Experimental implementation of an eight-dimensional Kochen-Specker set and observation of its connection with the Greenberger-Horne-Zeilinger theorem

TL;DR

This paper experimentally demonstrates an eight-dimensional Kochen-Specker set using single photons, revealing its connection to GHZ states and violating noncontextuality inequalities, thus linking quantum contextuality with nonlocality.

Contribution

The first experimental implementation of an eight-dimensional KS set and its connection to GHZ states, showing violations of noncontextuality inequalities in high-dimensional systems.

Findings

Violates state-independent noncontextuality inequality

Demonstrates connection between contextuality and nonlocality in 8D systems

Shows that certain states violate Mermin-like inequalities

Abstract

For eight-dimensional quantum systems there is a Kochen-Specker (KS) set of 40 quantum yes-no tests that is related to the Greenberger-Horne-Zeilinger (GHZ) proof of Bell's theorem.

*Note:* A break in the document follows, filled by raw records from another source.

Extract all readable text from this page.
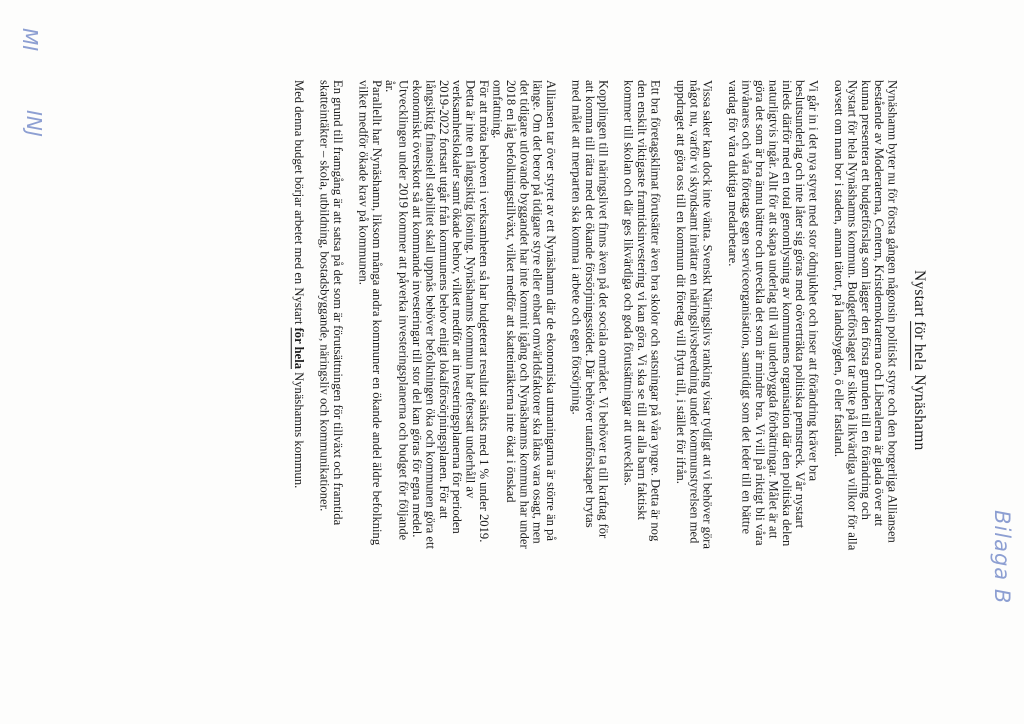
Nystart för hela Nynäshamn
Nynäshamn byter nu för första gången någonsin politiskt styre och den borgerliga Alliansen
bestående av Moderaterna, Centern, Kristdemokraterna och Liberalerna är glada över att
kunna presentera ett budgetförslag som lägger den första grunden till en förändring och
Nystart för hela Nynäshamns kommun. Budgetförslaget tar sikte på likvärdiga villkor för alla
oavsett om man bor i staden, annan tätort, på landsbygden, ö eller fastland.
Vi går in i det nya styret med stor ödmjukhet och inser att förändring kräver bra
beslutsunderlag och inte låter sig göras med oöverträkta politiska pennstreck. Vår nystart
inleds därför med en total genomlysning av kommunens organisation där den politiska delen
naturligtvis ingår. Allt för att skapa underlag till väl underbyggda förbättringar. Målet är att
göra det som är bra ännu bättre och utveckla det som är mindre bra. Vi vill på riktigt bli våra
invånares och våra företags egen serviceorganisation, samtidigt som det leder till en bättre
vardag för våra duktiga medarbetare.
Vissa saker kan dock inte vänta. Svenskt Näringslivs ranking visar tydligt att vi behöver göra
något nu, varför vi skyndsamt inrättar en näringslivsberedning under kommunstyrelsen med
uppdraget att göra oss till en kommun dit företag vill flytta till, i stället för ifrån.
Ett bra företagsklimat förutsätter även bra skolor och satsningar på våra yngre. Detta är nog
den enskilt viktigaste framtidsinvestering vi kan göra. Vi ska se till att alla barn faktiskt
kommer till skolan och där ges likvärdiga och goda förutsättningar att utvecklas.
Kopplingen till näringslivet finns även på det sociala området. Vi behöver ta till kraftag för
att komma till rätta med det ökande försörjningsstödet. Där behöver utanförskapet brytas
med målet att merparten ska komma i arbete och egen försörjning.
Alliansen tar över styret av ett Nynäshamn där de ekonomiska utmaningarna är större än på
länge. Om det beror på tidigare styre eller enbart omvärldsfaktorer ska låtas vara osagt, men
det tidigare utlovande byggandet har inte kommit igång och Nynäshamns kommun har under
2018 en låg befolkningstillväxt, vilket medför att skatteintäkterna inte ökat i önskad
omfattning.
För att möta behoven i verksamheten så har budgeterat resultat sänkts med 1 % under 2019.
Detta är inte en långsiktig lösning. Nynäshamns kommun har eftersatt underhåll av
verksamhetslokaler samt ökade behov, vilket medför att investeringsplanerna för perioden
2019-2022 fortsatt utgår från kommunens behov enligt lokalförsörjningsplanen. För att
långsiktig finansiell stabilitet skall uppnås behöver befolkningen öka och kommunen göra ett
ekonomiskt överskott så att kommande investeringar till stor del kan göras för egna medel.
Utvecklingen under 2019 kommer att påverka investeringsplanerna och budget för följande
år.
Parallellt har Nynäshamn, liksom många andra kommuner en ökande andel äldre befolkning
vilket medför ökade krav på kommunen.
En grund till framgång är att satsa på det som är förutsättningen för tillväxt och framtida
skatteintäkter – skola, utbildning, bostadsbyggande, näringsliv och kommunikationer.
Med denna budget börjar arbetet med en Nystart för hela Nynäshamns kommun.
Bilaga B
MI
INJ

Here we experimentally implement this KS set using an eight-dimensional Hilbert space spanned by the transverse momentum of single photons. We show that the experimental results of these tests violate a state-independent noncontextuality inequality. In addition, we show that, if the system is prepared in states that are formally equivalent to a three-qubit GHZ and $W$ states, then the results of a subset of 16 tests violate a noncontextuality inequality that is formally equivalent to the three-party Mermin's Bell inequality, but for single eight-dimensional quantum systems. These experimental results highlight the connection between quantum contextuality and nonlocality for eight-dimensional quantum systems.